Posted to common-user@hadoop.apache.org by lzg <lz...@163.com> on 2012/05/29 11:08:46 UTC
How to mapreduce in the scenario
Hi,
I wonder that if Hadoop can solve effectively the question as following:
==========================================
input file: a.txt, b.txt
result: c.txt
a.txt:
id1,name1,age1,...
id2,name2,age2,...
id3,name3,age3,...
id4,name4,age4,...
b.txt:
id1,address1,...
id2,address2,...
id3,address3,...
c.txt
id1,name1,age1,address1,...
id2,name2,age2,address2,...
========================================
I know that it can be done well by database.
But I want to handle it with hadoop if possible.
Can hadoop meet the requirement?
Any suggestion can help me. Thank you very much!
Best Regards,
Gump
Re: How to mapreduce in the scenario
Posted by Robert Evans <ev...@yahoo-inc.com>.

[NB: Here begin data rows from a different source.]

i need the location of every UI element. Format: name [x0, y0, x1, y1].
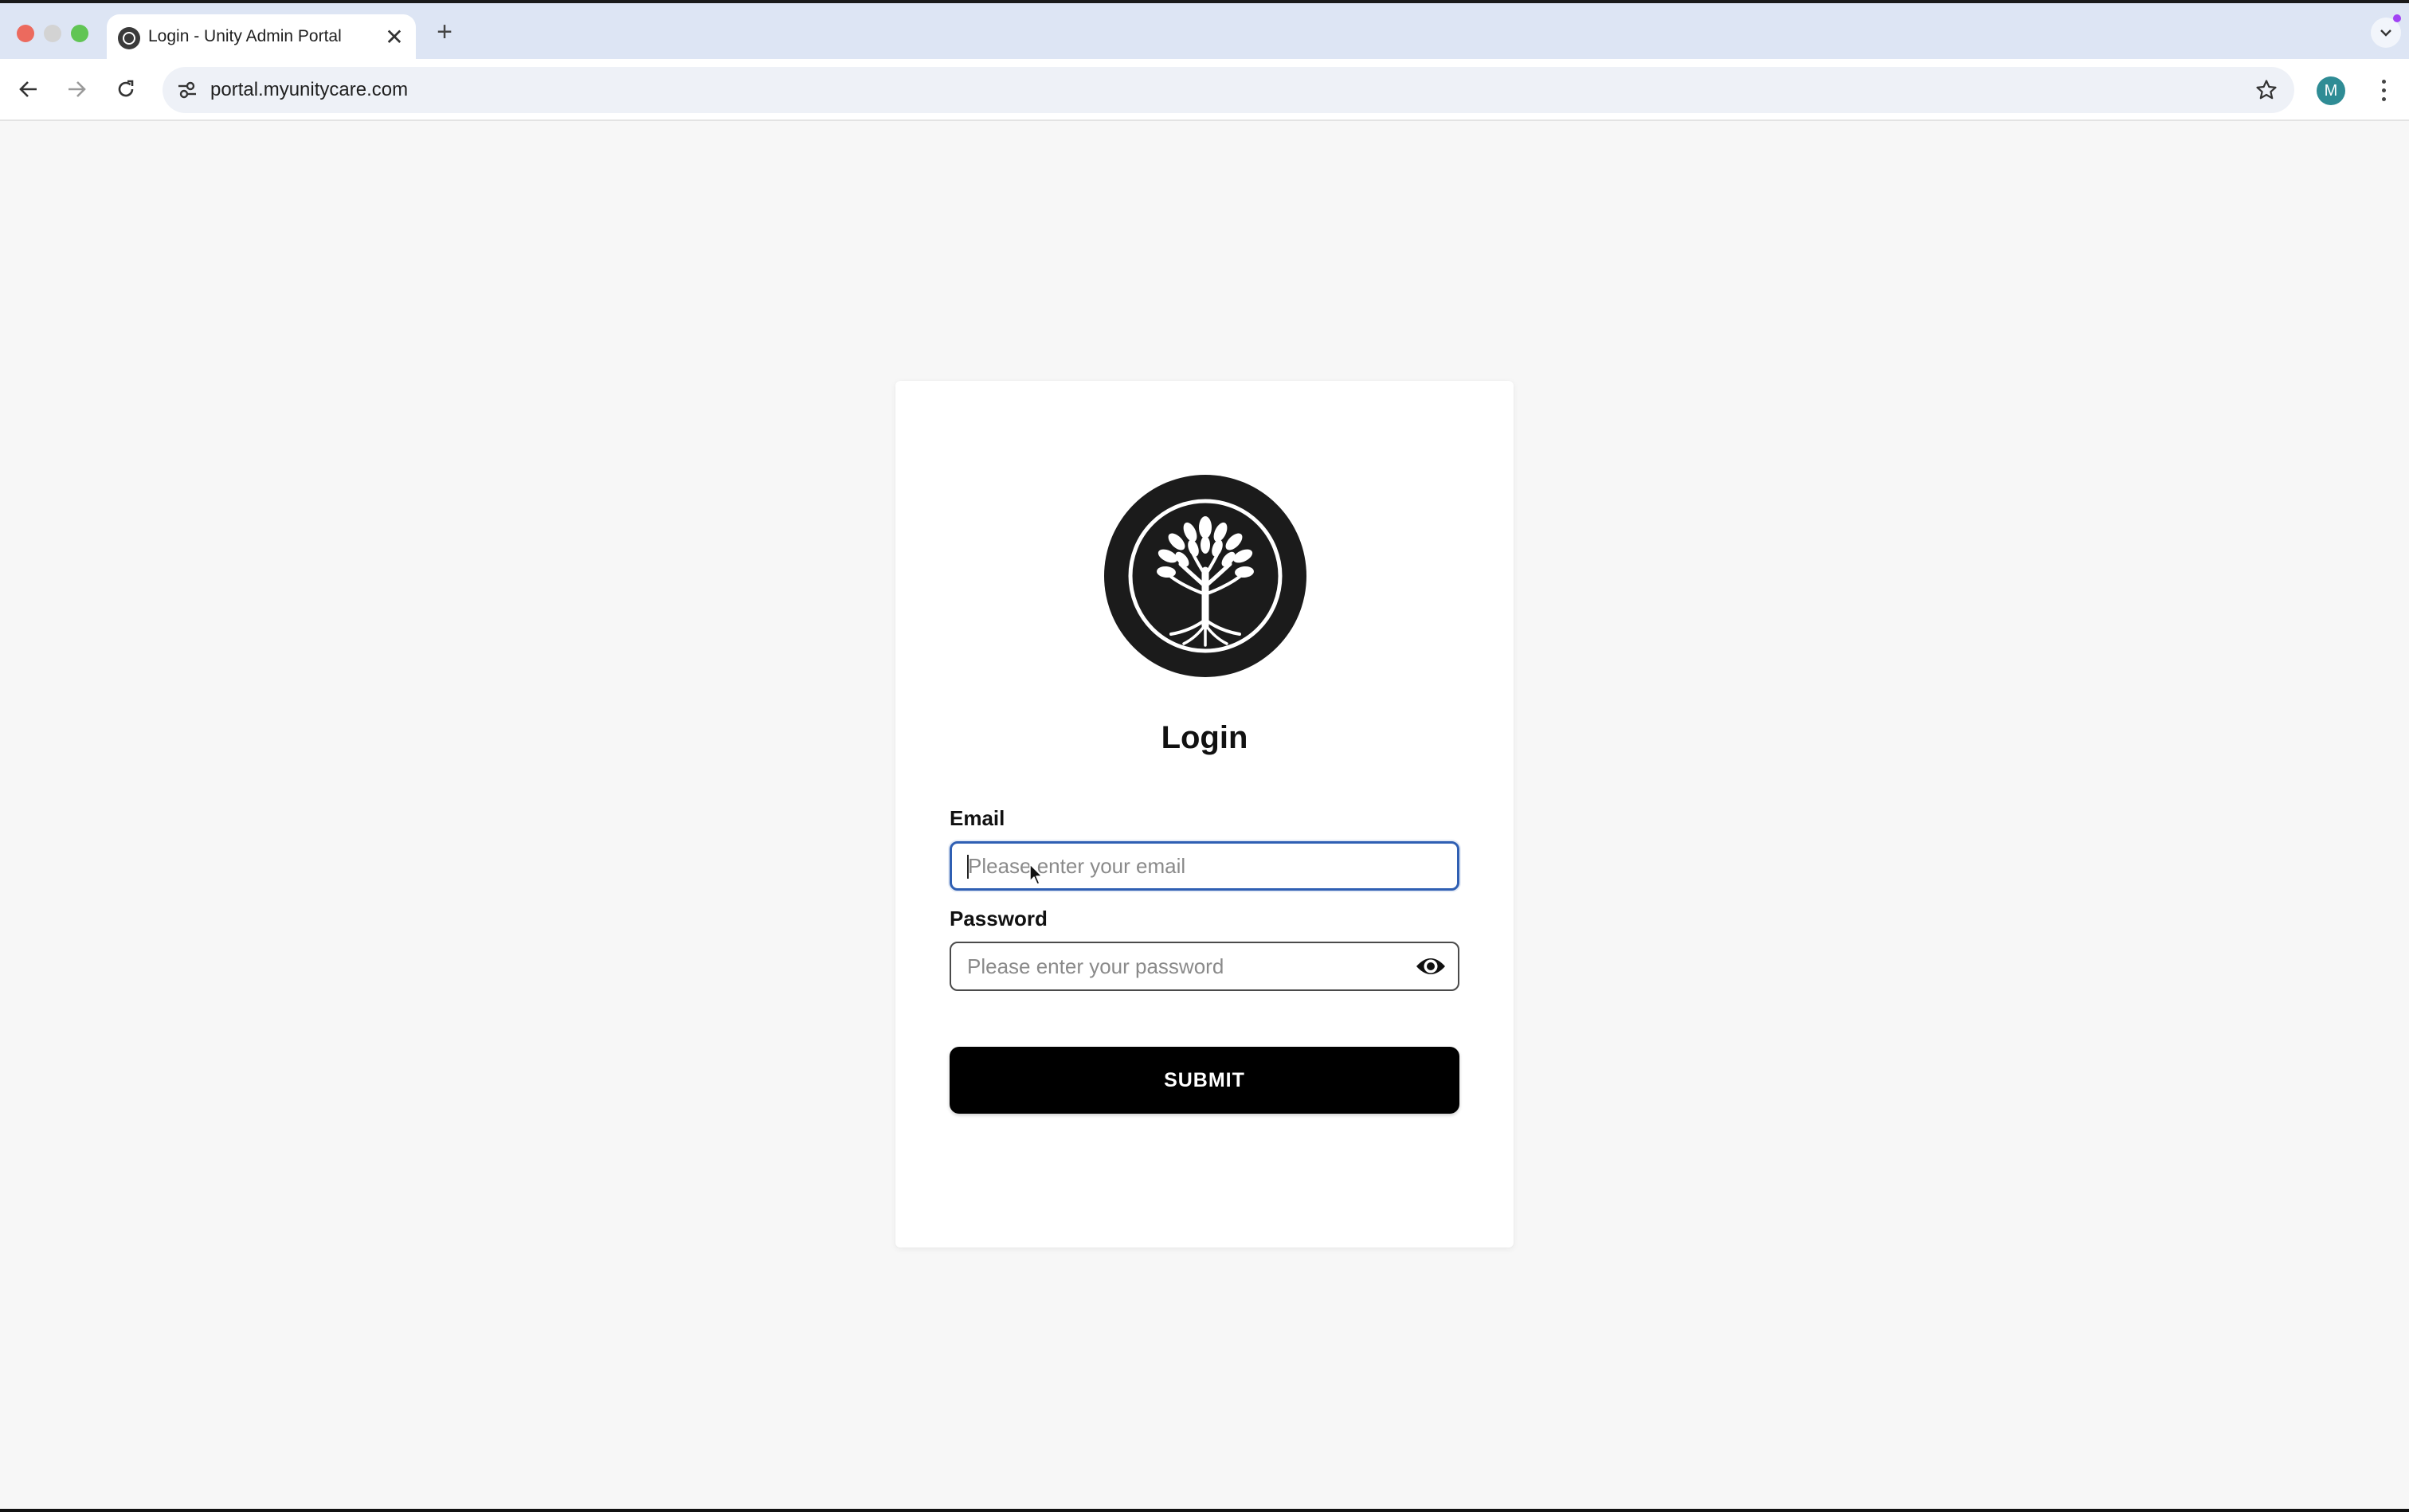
password-field-wrapper[interactable] [950, 942, 1459, 991]
eye-icon[interactable] [1415, 954, 1447, 979]
login-card: Login Email Password SUBMIT [895, 381, 1514, 1248]
browser-toolbar: portal.myunitycare.com M [0, 59, 2409, 121]
tab-search-chevron-down-icon[interactable] [2371, 14, 2401, 48]
tab-title: Login - Unity Admin Portal [148, 27, 342, 45]
close-window-button[interactable] [17, 25, 34, 42]
url-text: portal.myunitycare.com [210, 79, 409, 100]
submit-button[interactable]: SUBMIT [950, 1047, 1459, 1114]
browser-tab-active[interactable]: Login - Unity Admin Portal ✕ [107, 14, 416, 62]
forward-arrow-icon[interactable] [59, 72, 94, 107]
tree-of-life-logo [1104, 475, 1306, 677]
bottom-edge [0, 1509, 2409, 1512]
login-heading: Login [1161, 720, 1248, 755]
browser-window: Login - Unity Admin Portal ✕ + portal.my… [0, 0, 2409, 1509]
more-options-icon[interactable] [2368, 73, 2399, 108]
tab-strip: Login - Unity Admin Portal ✕ + [0, 0, 2409, 62]
maximize-window-button[interactable] [71, 25, 88, 42]
minimize-window-button[interactable] [44, 25, 61, 42]
tab-close-icon[interactable]: ✕ [382, 25, 406, 49]
reload-icon[interactable] [108, 72, 143, 107]
password-input[interactable] [967, 943, 1413, 989]
email-label: Email [950, 806, 1005, 830]
back-arrow-icon[interactable] [11, 72, 46, 107]
bookmark-star-icon[interactable] [2251, 75, 2282, 105]
new-tab-button[interactable]: + [430, 18, 459, 46]
profile-avatar[interactable]: M [2317, 76, 2345, 105]
email-field-wrapper[interactable] [950, 841, 1459, 891]
text-caret [967, 855, 969, 879]
site-settings-icon[interactable] [174, 76, 201, 104]
address-bar[interactable]: portal.myunitycare.com [163, 67, 2294, 113]
tree-favicon-icon [118, 27, 140, 49]
mouse-pointer-icon [1029, 864, 1043, 885]
password-label: Password [950, 907, 1048, 930]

Yes you can do it. In pig you would write something like
A = load ‘a.txt’ as (id, name, age, ...)
B = load ‘b.txt’ as (id, address, ...)
C = JOIN A BY id, B BY id;
STORE C into ‘c.txt’
Hive can do it similarly too. Or you could write your own directly in map/redcue or using the data_join jar.
--Bobby Evans
On 5/29/12 4:08 AM, "lzg" <lz...@163.com> wrote:
Hi,
I wonder that if Hadoop can solve effectively the question as following:
==========================================
input file: a.txt, b.txt
result: c.txt
a.txt:
id1,name1,age1,...
id2,name2,age2,...
id3,name3,age3,...
id4,name4,age4,...
b.txt:
id1,address1,...
id2,address2,...
id3,address3,...
c.txt
id1,name1,age1,address1,...
id2,name2,age2,address2,...
========================================
I know that it can be done well by database.
But I want to handle it with hadoop if possible.
Can hadoop meet the requirement?
Any suggestion can help me. Thank you very much!
Best Regards,
Gump